Okay, so some of the people just think of it as like a freebie job, you know. And that was hard for me because they didn’t take it seriously, or they didn’t do work. Or they didn’t work at all…and the way the program is set up, they just kind of watched. You know what I mean? You’ve got to do something pretty heinous or bad to get fired, or to get reprimanded.
Success: “Just that feeling of happiness, and just knowing that you’re going to be okay and your family is going to be okay”

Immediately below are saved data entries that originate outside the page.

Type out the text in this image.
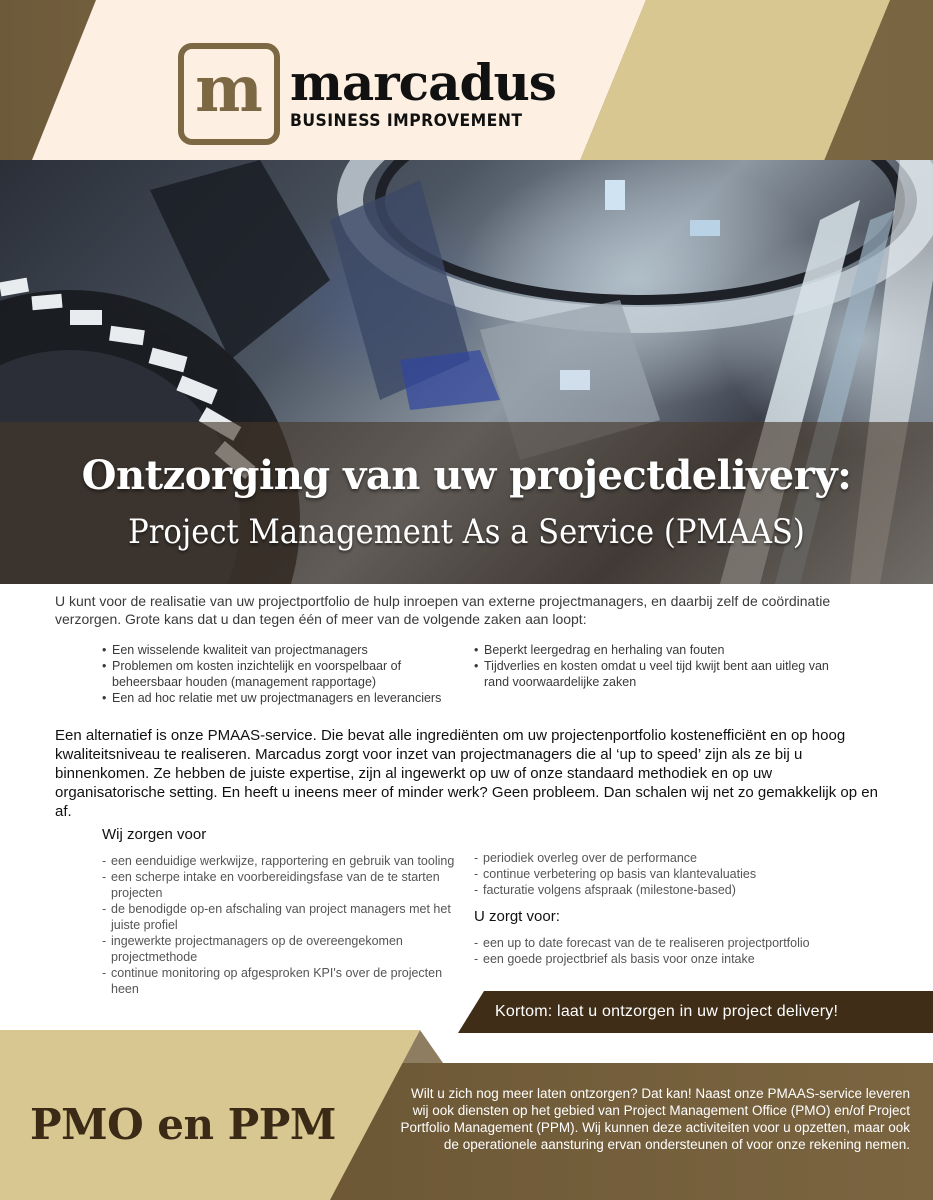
m marcadus
BUSINESS IMPROVEMENT
Ontzorging van uw projectdelivery:
Project Management As a Service (PMAAS)
U kunt voor de realisatie van uw projectportfolio de hulp inroepen van externe projectmanagers, en daarbij zelf de coördinatie verzorgen. Grote kans dat u dan tegen één of meer van de volgende zaken aan loopt:
• Een wisselende kwaliteit van projectmanagers
• Problemen om kosten inzichtelijk en voorspelbaar of beheersbaar houden (management rapportage)
• Een ad hoc relatie met uw projectmanagers en leveranciers
• Beperkt leergedrag en herhaling van fouten
• Tijdverlies en kosten omdat u veel tijd kwijt bent aan uitleg van rand voorwaardelijke zaken
Een alternatief is onze PMAAS-service. Die bevat alle ingrediënten om uw projectenportfolio kostenefficiënt en op hoog kwaliteitsniveau te realiseren. Marcadus zorgt voor inzet van projectmanagers die al ‘up to speed’ zijn als ze bij u binnenkomen. Ze hebben de juiste expertise, zijn al ingewerkt op uw of onze standaard methodiek en op uw organisatorische setting. En heeft u ineens meer of minder werk? Geen probleem. Dan schalen wij net zo gemakkelijk op en af.
Wij zorgen voor
- een eenduidige werkwijze, rapportering en gebruik van tooling
- een scherpe intake en voorbereidingsfase van de te starten projecten
- de benodigde op-en afschaling van project managers met het juiste profiel
- ingewerkte projectmanagers op de overeengekomen projectmethode
- continue monitoring op afgesproken KPI's over de projecten heen
- periodiek overleg over de performance
- continue verbetering op basis van klantevaluaties
- facturatie volgens afspraak (milestone-based)
U zorgt voor:
- een up to date forecast van de te realiseren projectportfolio
- een goede projectbrief als basis voor onze intake
Kortom: laat u ontzorgen in uw project delivery!
PMO en PPM
Wilt u zich nog meer laten ontzorgen? Dat kan! Naast onze PMAAS-service leveren wij ook diensten op het gebied van Project Management Office (PMO) en/of Project Portfolio Management (PPM). Wij kunnen deze activiteiten voor u opzetten, maar ook de operationele aansturing ervan ondersteunen of voor onze rekening nemen.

Interview participants were asked to discuss personal “successes” and to define what this term meant to them. Responses fell into the following categories: achieving goals, finding a job, or going to school; recovery and maintaining sobriety; feeling happy and safe; and, possessing a willingness to change. One person noted that: “Success for me right now would be to stay clean and to become employed. And find a job that I like and that I can support myself and my son in an apartment, and my dog.” It became clear that all participants agreed that in order to be “successful” or find “success” they must be in recovery or taking steps towards recovery:
You can’t have success without recovery. Recovery is the foundation, the cornerstone, the anchor, the framework, the roof, everything. And success can build on and around that. But that, at the very least, is the most important thing. How much money I have, how much food I have doesn’t matter. Where I live doesn’t matter. I got to stay in recovery and stay sober so I have a happy life. And success, for me again, is going back to that, be willing to learn and be willing to be willing.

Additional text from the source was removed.